Dediğim gibi eğilimleri öyle. Ayrıca Başbakan’ı Arap sokağının yanı sıra Türkiye’nin sokağı da besliyor. Türkiye’nin çoğunluğu da Sünni. Başbakan bu çoğunluğa dayanıyor. Yüzde 50, Başbakan’ın bu politikalarını destekliyor. Başbakan’ı bu da yanıltıyor. Oysa halk desteği dış politikada bir şeye yaramaz.
Niye yaramaz?
Dış politikayı halka sorarak yapamazsınız. Toplum eğilimleriyle dış politika yaparsanız, bu, popülist bir dış politika olur ve büyük hatalara düşersiniz. Çünkü toplumlar hissîdir. Dış politika konusu demokrasilerde halka sorulmaz. Bu konuda halka sadece hesap verilir. Ama Erdoğan çoğunluk iktidarını, çoğunluk demokrasisini sadece iç politikaya değil dış politikaya da uyguluyor. Mesela açılımlarımızın hepsi halka dayanılarak yarıda kaldı. Azeri mi, Ermeni mi diye sorarsanız, halk tabii ki Azeri der. Ermeni, Alevi, Kürt açılımları, eminim ki anketlere dayanarak kapatıldı. Bu anket politikası, çoğunlukçu politikadır.
Neden Suriye’de Türkiye bu kadar derinlemesine taraf oldu sizce?
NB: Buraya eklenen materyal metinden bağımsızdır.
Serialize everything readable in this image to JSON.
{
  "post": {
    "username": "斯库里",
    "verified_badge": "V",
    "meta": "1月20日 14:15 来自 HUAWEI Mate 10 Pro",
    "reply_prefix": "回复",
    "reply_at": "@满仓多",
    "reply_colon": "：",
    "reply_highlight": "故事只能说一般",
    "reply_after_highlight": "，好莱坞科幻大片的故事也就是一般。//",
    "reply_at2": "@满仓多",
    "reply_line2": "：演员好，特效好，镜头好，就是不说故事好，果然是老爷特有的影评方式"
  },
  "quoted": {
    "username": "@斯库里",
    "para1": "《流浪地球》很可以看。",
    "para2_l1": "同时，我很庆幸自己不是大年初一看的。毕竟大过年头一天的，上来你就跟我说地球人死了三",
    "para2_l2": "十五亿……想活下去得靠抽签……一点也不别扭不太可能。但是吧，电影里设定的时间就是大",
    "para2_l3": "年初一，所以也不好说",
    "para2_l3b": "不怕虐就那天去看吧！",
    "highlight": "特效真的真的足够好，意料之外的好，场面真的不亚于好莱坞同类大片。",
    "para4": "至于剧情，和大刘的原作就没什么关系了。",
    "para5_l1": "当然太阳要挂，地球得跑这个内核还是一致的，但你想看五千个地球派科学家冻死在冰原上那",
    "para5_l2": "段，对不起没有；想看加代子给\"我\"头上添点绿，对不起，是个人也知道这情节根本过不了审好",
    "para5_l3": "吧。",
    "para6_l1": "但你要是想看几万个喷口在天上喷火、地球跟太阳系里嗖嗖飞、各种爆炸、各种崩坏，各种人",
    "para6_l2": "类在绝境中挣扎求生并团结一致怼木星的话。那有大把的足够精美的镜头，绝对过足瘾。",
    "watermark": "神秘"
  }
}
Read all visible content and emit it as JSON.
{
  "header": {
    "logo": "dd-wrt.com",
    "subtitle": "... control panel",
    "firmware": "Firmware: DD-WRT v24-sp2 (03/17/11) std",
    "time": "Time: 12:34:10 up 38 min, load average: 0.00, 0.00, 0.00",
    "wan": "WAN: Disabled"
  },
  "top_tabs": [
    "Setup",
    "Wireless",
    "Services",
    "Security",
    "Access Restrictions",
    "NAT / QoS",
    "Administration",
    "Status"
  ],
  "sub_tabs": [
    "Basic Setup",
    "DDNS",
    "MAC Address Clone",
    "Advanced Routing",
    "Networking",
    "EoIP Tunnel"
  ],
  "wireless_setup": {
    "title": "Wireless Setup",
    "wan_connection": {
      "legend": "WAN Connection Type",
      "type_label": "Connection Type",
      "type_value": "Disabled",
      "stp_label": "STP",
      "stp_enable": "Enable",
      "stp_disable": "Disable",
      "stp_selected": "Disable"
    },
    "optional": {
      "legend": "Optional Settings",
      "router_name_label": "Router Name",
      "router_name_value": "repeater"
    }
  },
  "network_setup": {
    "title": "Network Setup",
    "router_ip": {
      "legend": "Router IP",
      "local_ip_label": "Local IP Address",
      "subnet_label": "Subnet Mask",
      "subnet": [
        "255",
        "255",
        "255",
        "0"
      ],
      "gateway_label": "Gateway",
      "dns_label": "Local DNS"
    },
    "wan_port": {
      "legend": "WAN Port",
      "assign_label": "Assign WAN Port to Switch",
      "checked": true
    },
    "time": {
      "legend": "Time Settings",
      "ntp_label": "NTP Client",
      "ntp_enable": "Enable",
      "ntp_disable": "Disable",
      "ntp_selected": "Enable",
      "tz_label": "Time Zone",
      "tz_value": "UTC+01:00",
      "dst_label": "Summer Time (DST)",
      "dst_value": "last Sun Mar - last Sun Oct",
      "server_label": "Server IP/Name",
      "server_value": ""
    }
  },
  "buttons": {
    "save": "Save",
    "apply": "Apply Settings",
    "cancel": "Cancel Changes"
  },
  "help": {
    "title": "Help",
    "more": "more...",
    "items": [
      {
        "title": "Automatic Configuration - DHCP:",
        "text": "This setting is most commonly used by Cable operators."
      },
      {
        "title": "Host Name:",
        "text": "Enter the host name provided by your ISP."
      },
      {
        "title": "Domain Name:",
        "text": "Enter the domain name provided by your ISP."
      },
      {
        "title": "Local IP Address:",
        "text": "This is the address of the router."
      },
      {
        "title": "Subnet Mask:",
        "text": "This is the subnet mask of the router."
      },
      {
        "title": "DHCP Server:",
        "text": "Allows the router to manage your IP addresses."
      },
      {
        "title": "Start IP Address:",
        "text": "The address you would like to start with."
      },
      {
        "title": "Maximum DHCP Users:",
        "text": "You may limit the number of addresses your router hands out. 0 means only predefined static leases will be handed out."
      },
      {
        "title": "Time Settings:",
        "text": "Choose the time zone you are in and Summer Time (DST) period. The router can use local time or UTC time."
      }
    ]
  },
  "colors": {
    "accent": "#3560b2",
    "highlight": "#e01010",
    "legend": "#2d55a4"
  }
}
Türkiye sadece Suriye’de değil her yerde taraf oldu. Mesela Filistin’de de çok Hamasçı oldu. Şimdi bu çizgiden kaymaya çalışıyor ama gücü olmadığı için Türkiye’yi kimse umursamıyor. Bir de Başbakan hissî bir adam. Arkasında halk gücü de var. Dolayısıyla kendi hislerini rahatlıkla politikaya tercüme edebiliyor ve o hislerle politika yapabiliyor. Suriye’de Esad’ın kendisini dinlememiş olmasını kabullenemiyor. Aslında Başbakan, hep imkânsızı isteyerek Türkiye’yi dış politikada kilitliyor.
Anlamadım...
Mesela Ermeni politikasında son dakikada birden bire Karabağ’ı şart koştu ve imzalanan bütün protokoller öldü. Mesela İsrail’e, hiç böyle bir şart ortada yokken “Gazze ablukasını kaldırmazsan barışmam” dedi ve bütün köprüleri attı. Oysa Türkiye’nin İsrail’le barışma şartı tazminat ve özürdü.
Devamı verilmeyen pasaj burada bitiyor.